# Pseudo-Cauchy sequence

I have never seen this terminology before, so I will provide the given definition.

A Pseudo-Cauchy sequence is : A sequence $(a_n)$ if for any $\epsilon > 0$ there exists $N \in \mathbb{N}$ such that $|a_{n+1} - a_n | \leq \epsilon \space \forall \space n \geq N$

So then my question is that is a pseudo-cauchy sequence always converging?

Take $$a_n = \sum_{k=1}^n {1\over k}.$$

• excuse my ignorance, but since $\frac{1}{k} \to 0$ as $k \to \infty$, does this sequence not converge? I know the harmonic series is divergent, but the question is in particular asking for a pseudo-cauchy sequence which does not converge. – elbarto Apr 16 '15 at 19:48
• @elbarto The sequence $a_n$ is Pseudo-Cauchy because $|a_{n+1} - a_n| = \frac{1 }{n+1}$. The key is that you're only comparing every $n\geq N$ to $n+1$, rather than an arbitrary $m$ as is in the Cauchy Sequence definition. – user38858 Apr 16 '15 at 20:45
• I think you have misunderstood my question. I agree it is Cauchy, but it doesn't diverge. The sequence $(a_n) = \frac{1}{n} \to 0 \space \text{as} \space n \to \infty$ However, I quickly realized mathsadist was referring to the sequence of the partial sums can be used as an example, which is fine :) – elbarto Apr 17 '15 at 3:18

Consider the sequence $$0,1,\frac{1}{2},0,\frac{1}{3},\frac{2}{3},1,\frac{3}{4},\frac{2}{4},\frac{1}{4},0,\frac{1}{5},\frac{2}{5},\frac{3}{5},\frac{4}{5},1,\frac{5}{6},\frac{4}{6},\frac{3}{6},\frac{2}{6},\frac{1}{6},0, \frac{1}{7},\frac{2}{7},\cdots.$$ This is a pseudo-Cauchy sequence, and every real number between $0$ and $1$ is the limit of a subsequence of our sequence.

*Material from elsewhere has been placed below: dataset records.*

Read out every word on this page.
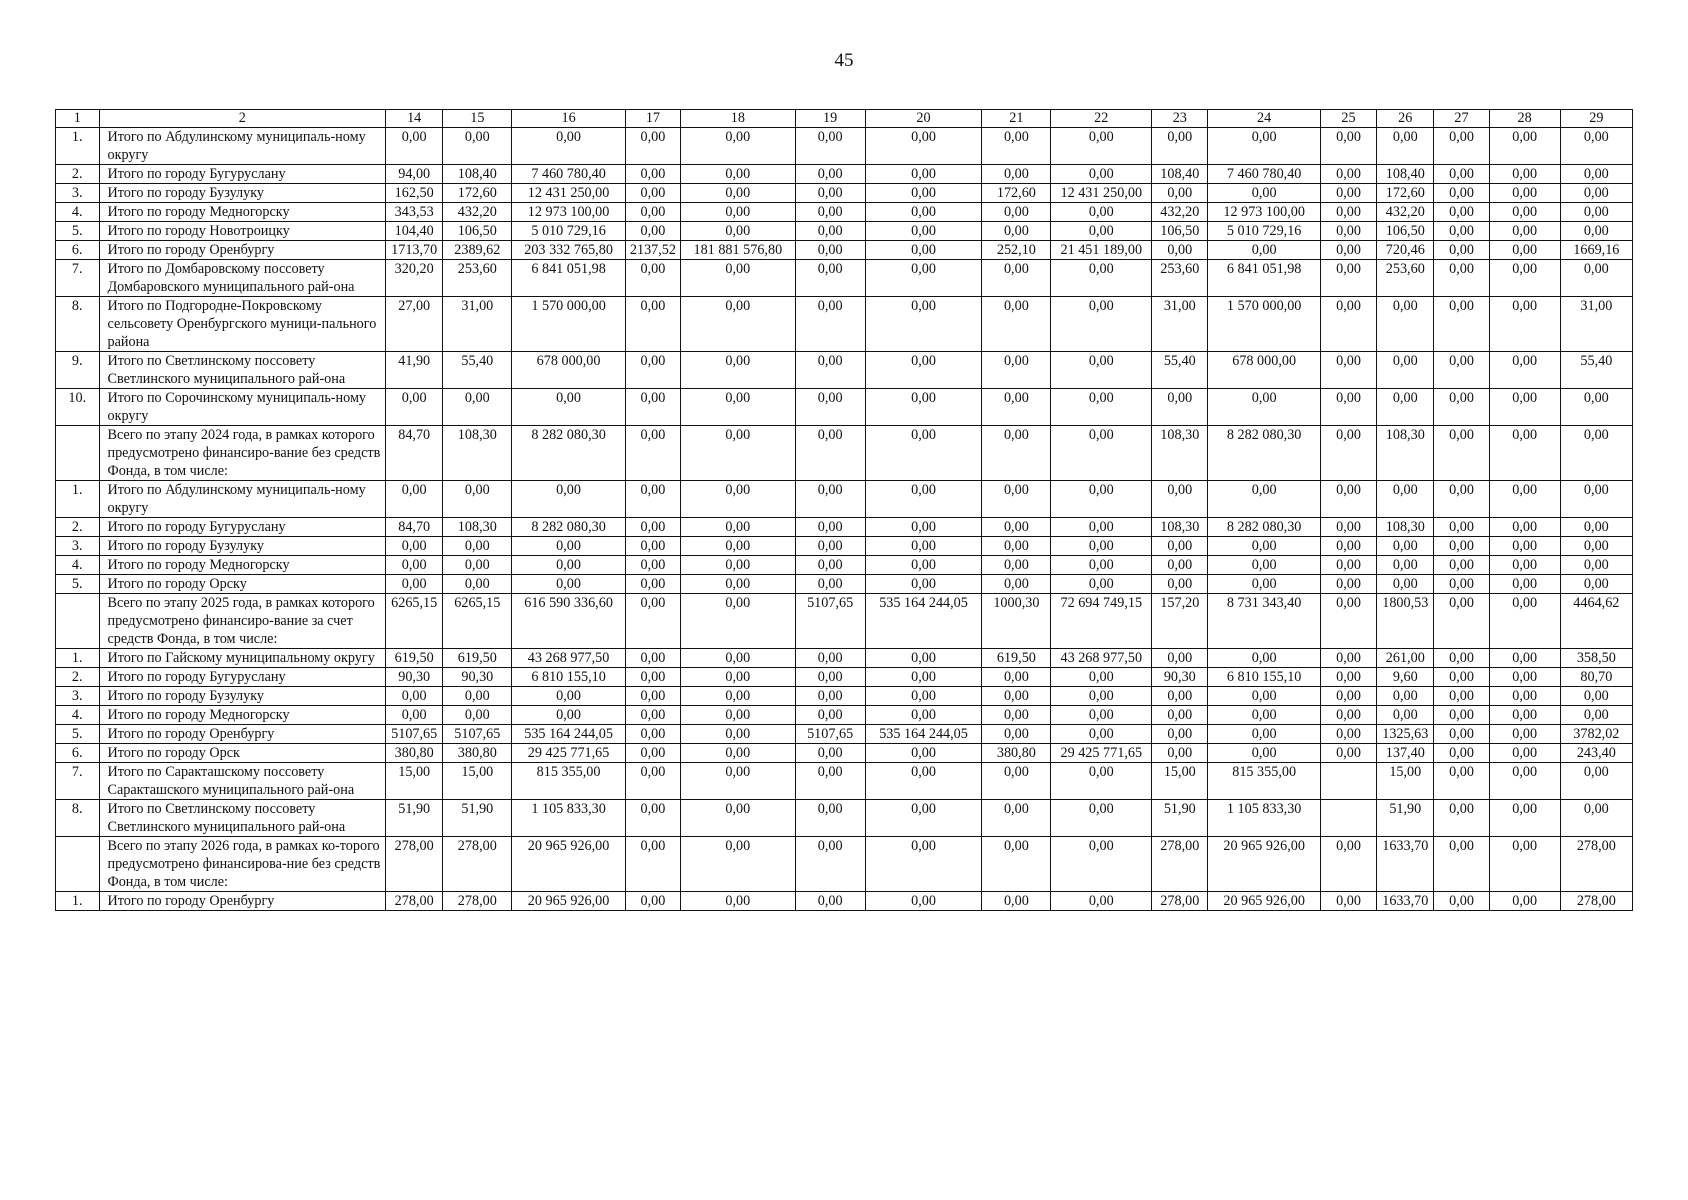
45
1	2	14	15	16	17	18	19	20	21	22	23	24	25	26	27	28	29
1.	Итого по Абдулинскому муниципаль-ному округу	0,00	0,00	0,00	0,00	0,00	0,00	0,00	0,00	0,00	0,00	0,00	0,00	0,00	0,00	0,00	0,00
2.	Итого по городу Бугуруслану	94,00	108,40	7 460 780,40	0,00	0,00	0,00	0,00	0,00	0,00	108,40	7 460 780,40	0,00	108,40	0,00	0,00	0,00
3.	Итого по городу Бузулуку	162,50	172,60	12 431 250,00	0,00	0,00	0,00	0,00	172,60	12 431 250,00	0,00	0,00	0,00	172,60	0,00	0,00	0,00
4.	Итого по городу Медногорску	343,53	432,20	12 973 100,00	0,00	0,00	0,00	0,00	0,00	0,00	432,20	12 973 100,00	0,00	432,20	0,00	0,00	0,00
5.	Итого по городу Новотроицку	104,40	106,50	5 010 729,16	0,00	0,00	0,00	0,00	0,00	0,00	106,50	5 010 729,16	0,00	106,50	0,00	0,00	0,00
6.	Итого по городу Оренбургу	1713,70	2389,62	203 332 765,80	2137,52	181 881 576,80	0,00	0,00	252,10	21 451 189,00	0,00	0,00	0,00	720,46	0,00	0,00	1669,16
7.	Итого по Домбаровскому поссовету Домбаровского муниципального рай-она	320,20	253,60	6 841 051,98	0,00	0,00	0,00	0,00	0,00	0,00	253,60	6 841 051,98	0,00	253,60	0,00	0,00	0,00
8.	Итого по Подгородне-Покровскому сельсовету Оренбургского муници-пального района	27,00	31,00	1 570 000,00	0,00	0,00	0,00	0,00	0,00	0,00	31,00	1 570 000,00	0,00	0,00	0,00	0,00	31,00
9.	Итого по Светлинскому поссовету Светлинского муниципального рай-она	41,90	55,40	678 000,00	0,00	0,00	0,00	0,00	0,00	0,00	55,40	678 000,00	0,00	0,00	0,00	0,00	55,40
10.	Итого по Сорочинскому муниципаль-ному округу	0,00	0,00	0,00	0,00	0,00	0,00	0,00	0,00	0,00	0,00	0,00	0,00	0,00	0,00	0,00	0,00
	Всего по этапу 2024 года, в рамках которого предусмотрено финансиро-вание без средств Фонда, в том числе:	84,70	108,30	8 282 080,30	0,00	0,00	0,00	0,00	0,00	0,00	108,30	8 282 080,30	0,00	108,30	0,00	0,00	0,00
1.	Итого по Абдулинскому муниципаль-ному округу	0,00	0,00	0,00	0,00	0,00	0,00	0,00	0,00	0,00	0,00	0,00	0,00	0,00	0,00	0,00	0,00
2.	Итого по городу Бугуруслану	84,70	108,30	8 282 080,30	0,00	0,00	0,00	0,00	0,00	0,00	108,30	8 282 080,30	0,00	108,30	0,00	0,00	0,00
3.	Итого по городу Бузулуку	0,00	0,00	0,00	0,00	0,00	0,00	0,00	0,00	0,00	0,00	0,00	0,00	0,00	0,00	0,00	0,00
4.	Итого по городу Медногорску	0,00	0,00	0,00	0,00	0,00	0,00	0,00	0,00	0,00	0,00	0,00	0,00	0,00	0,00	0,00	0,00
5.	Итого по городу Орску	0,00	0,00	0,00	0,00	0,00	0,00	0,00	0,00	0,00	0,00	0,00	0,00	0,00	0,00	0,00	0,00
	Всего по этапу 2025 года, в рамках которого предусмотрено финансиро-вание за счет средств Фонда, в том числе:	6265,15	6265,15	616 590 336,60	0,00	0,00	5107,65	535 164 244,05	1000,30	72 694 749,15	157,20	8 731 343,40	0,00	1800,53	0,00	0,00	4464,62
1.	Итого по Гайскому муниципальному округу	619,50	619,50	43 268 977,50	0,00	0,00	0,00	0,00	619,50	43 268 977,50	0,00	0,00	0,00	261,00	0,00	0,00	358,50
2.	Итого по городу Бугуруслану	90,30	90,30	6 810 155,10	0,00	0,00	0,00	0,00	0,00	0,00	90,30	6 810 155,10	0,00	9,60	0,00	0,00	80,70
3.	Итого по городу Бузулуку	0,00	0,00	0,00	0,00	0,00	0,00	0,00	0,00	0,00	0,00	0,00	0,00	0,00	0,00	0,00	0,00
4.	Итого по городу Медногорску	0,00	0,00	0,00	0,00	0,00	0,00	0,00	0,00	0,00	0,00	0,00	0,00	0,00	0,00	0,00	0,00
5.	Итого по городу Оренбургу	5107,65	5107,65	535 164 244,05	0,00	0,00	5107,65	535 164 244,05	0,00	0,00	0,00	0,00	0,00	1325,63	0,00	0,00	3782,02
6.	Итого по городу Орск	380,80	380,80	29 425 771,65	0,00	0,00	0,00	0,00	380,80	29 425 771,65	0,00	0,00	0,00	137,40	0,00	0,00	243,40
7.	Итого по Саракташскому поссовету Саракташского муниципального рай-она	15,00	15,00	815 355,00	0,00	0,00	0,00	0,00	0,00	0,00	15,00	815 355,00		15,00	0,00	0,00	0,00
8.	Итого по Светлинскому поссовету Светлинского муниципального рай-она	51,90	51,90	1 105 833,30	0,00	0,00	0,00	0,00	0,00	0,00	51,90	1 105 833,30		51,90	0,00	0,00	0,00
	Всего по этапу 2026 года, в рамках ко-торого предусмотрено финансирова-ние без средств Фонда, в том числе:	278,00	278,00	20 965 926,00	0,00	0,00	0,00	0,00	0,00	0,00	278,00	20 965 926,00	0,00	1633,70	0,00	0,00	278,00
1.	Итого по городу Оренбургу	278,00	278,00	20 965 926,00	0,00	0,00	0,00	0,00	0,00	0,00	278,00	20 965 926,00	0,00	1633,70	0,00	0,00	278,00
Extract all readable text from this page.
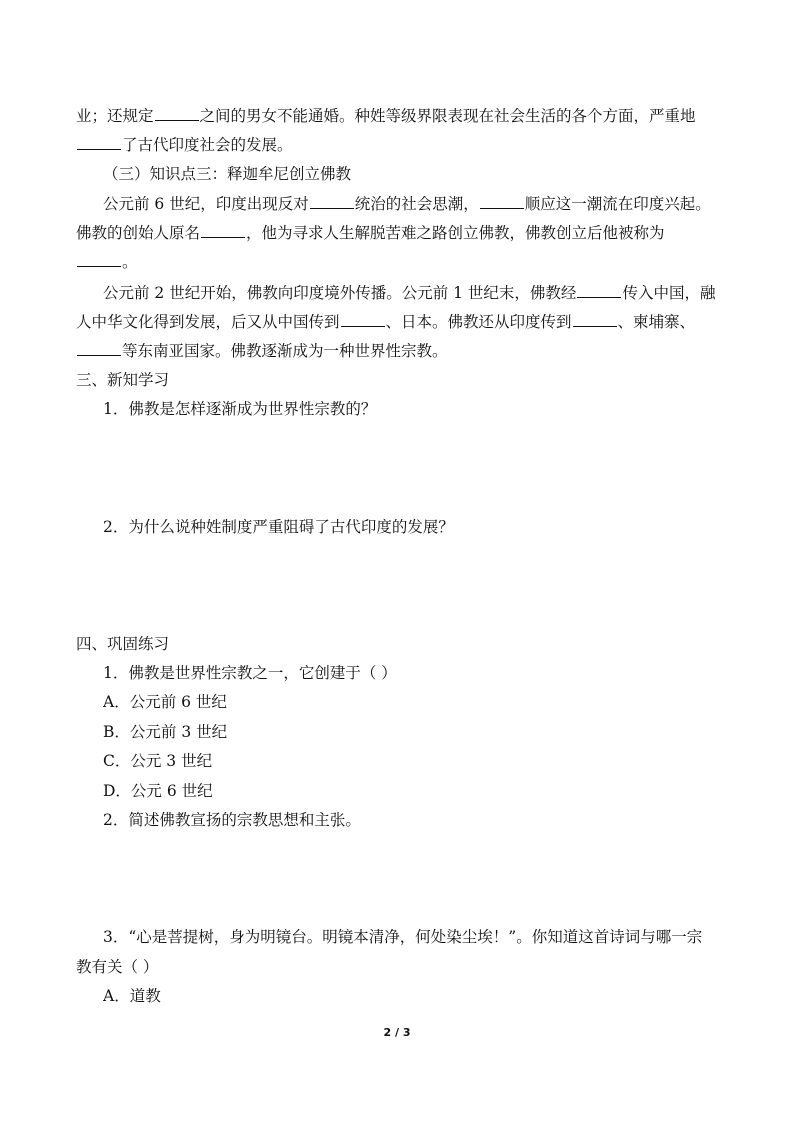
业；还规定	之间的男女不能通婚。种姓等级界限表现在社会生活的各个方面，严重地
了古代印度社会的发展。
（三）知识点三：释迦牟尼创立佛教
公元前 6 世纪，印度出现反对	统治的社会思潮，	顺应这一潮流在印度兴起。
佛教的创始人原名	，他为寻求人生解脱苦难之路创立佛教，佛教创立后他被称为
。
公元前 2 世纪开始，佛教向印度境外传播。公元前 1 世纪末，佛教经	传入中国，融
人中华文化得到发展，后又从中国传到	、日本。佛教还从印度传到	、柬埔寨、
等东南亚国家。佛教逐渐成为一种世界性宗教。
三、新知学习
1．佛教是怎样逐渐成为世界性宗教的？
2．为什么说种姓制度严重阻碍了古代印度的发展？
四、巩固练习
1．佛教是世界性宗教之一，它创建于（ ）
A．公元前 6 世纪
B．公元前 3 世纪
C．公元 3 世纪
D．公元 6 世纪
2．简述佛教宣扬的宗教思想和主张。
3．“心是菩提树，身为明镜台。明镜本清净，何处染尘埃！”。你知道这首诗词与哪一宗
教有关（ ）
A．道教
2 / 3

• Is there a precise way to quantify the rule of this sequence – elbarto Apr 16 '15 at 19:50
• You mean find an explicit formula? Yes, it can be done, but is unenlightening. – André Nicolas Apr 16 '15 at 20:12
• Yes, that is what I meant. Do you just have an arsenal of "useful" sequences which you call upon, or did you think of this one at the top of your head. I wonder because I am unsure if I should have been able to intuitively derive such a sequence, or if I was unprepared in not building my arsenal. I ask this as a student studying undergraduate real analysis 1, sitting an exam in 7 weeks. – elbarto Apr 17 '15 at 17:27
• This one I made up quite a while ago. Of course many thousands have made up something similar, but I do not remember reading it. May be just poor memory. Yes, one does acquire a stock of examples that perhaps with modification are useful in a new setting. The standard example for your question is the partial sums of the harmonic series. In my example above, convergence fails much more spectacularly. For explicit formula, it is a bit more convenient to work with numbers of the form $\frac{k}{2^n}$, where $n$ ranges over the positive integers, and $k$ ranges from $0$ to $2^{n}-1$. – André Nicolas Apr 17 '15 at 18:09

For the record it doesn't even work if you ask $a_n$ to be bounded. Take $a_n = \sin(\sum_1^n 1/k)$. Since $\sum_1^n 1/k → ∞$ and also the difference $\left|\sum_1^{n+1} 1/k - \sum_1^n 1/k\right| = \frac{1}{n+1} \to 0$, $a_n$ oscillates between 1 and -1 forever. But as $\sin$ is Lipschitz, $$|a_{n+1} - a_{n}| \leq \left|\sum_1^{n+1} \frac{1}{k} - \sum_1^n \frac{1}{k} \right| = \frac{1}{n+1} → 0$$

• Your conclusion is correct but incomplete. Define $b_n = \sin(\sum_1^n \pi)$. Then $\sum_1^n \pi \to \infty$, but $b_n$ does not oscillate between $1$ and $-1$ forever. – Umberto P. Apr 16 '15 at 16:17
• Thank you, I have added to the argument. – Calvin Khor Apr 16 '15 at 17:34
• Thanks @CalvinKhor this is a very interesting example. I feel it will be useful in future :) – elbarto Apr 17 '15 at 17:27
• You're welcome :) – Calvin Khor Apr 17 '15 at 18:37

Sequence $$a_n = \sqrt n$$ is pseudo-Cauchy but divergent.